Au débat du MEDEF, tout le monde s’est intéressé à la performance des candidats. Mais une question, elle, est passée à la trappe : quelle a été la performance des patrons ?
Car à écouter les questions posées par les chefs d’entreprise, on avait parfois l’impression d’assister à une réunion qui tournait en boucle. Toujours les mêmes rengaines : les « charges », le poids de la fiscalité, l’excès de normes.
Comme si l’avenir de l’économie française pouvait se résumer à une seule obsession : comment payer moins ?
Mais où étaient les autres questions ? Où était la vision ?
Pas un mot, ou presque, sur la transition écologique. Rien sur le changement climatique. Rien sur l’intelligence artificielle. Rien sur la recherche et développement. Rien sur la désindustrialisation. Rien sur la perte de souveraineté industrielle.

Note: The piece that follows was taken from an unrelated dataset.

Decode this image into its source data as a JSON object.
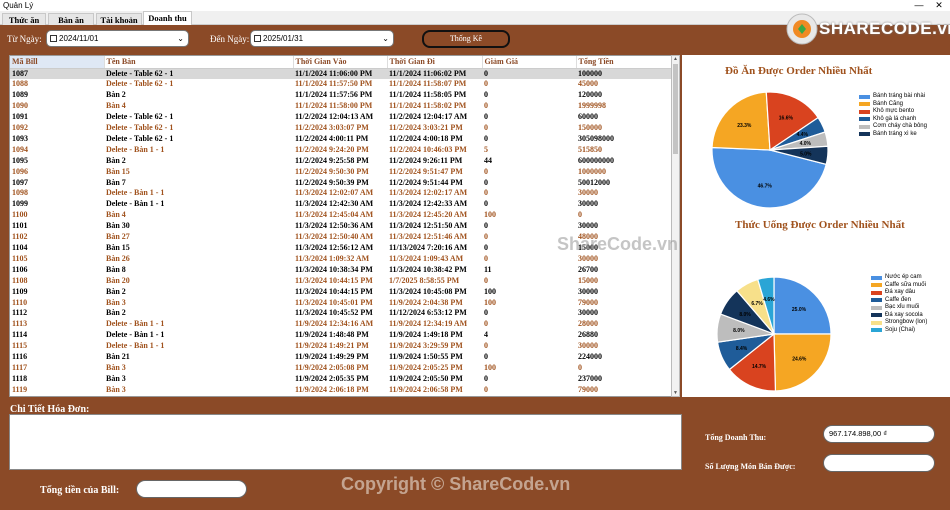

Pourtant, les sujets ne manquent pas. Ils étaient là, à portée de micro. Il y avait mille questions à poser. Ils n’en ont posé aucune.
Mais diriger une entreprise, est-ce seulement réclamer davantage à la collectivité ?
On attendait autre chose du MEDEF. Une vision. Des propositions. Une réflexion sur les mutations qui bouleversent déjà notre économie. Pourtant, ce sont précisément ces sujets qui décideront de la puissance économique de la France dans les prochaines décennies. Le plus sidérant n’est donc pas ce que les patrons ont demandé.
C’est ce qu’ils n’ont pas demandé.
Comme si les entreprises françaises pouvaient continuer à fonctionner tranquillement pendant que le monde industriel change, que la Chine monte en puissance, que les États-Unis captent les technologies stratégiques, que l’intelligence artificielle bouleverse la production et que l’urgence climatique impose de revoir nos modèles économiques.
Et puis il y eut cette séquence révélatrice : lorsque Jean-Luc Mélenchon évoque l’augmentation du SMIC, une partie de la salle rigole.
On peut être radicalement opposé à cette mesure. On peut considérer qu’elle détruirait des emplois, qu’elle fragiliserait certaines entreprises ou qu’elle serait économiquement contre-productive.
Mais on ne rit pas de millions de salariés qui vivent avec le salaire minimum.
On argumente.
Le mépris n’est pas une politique économique.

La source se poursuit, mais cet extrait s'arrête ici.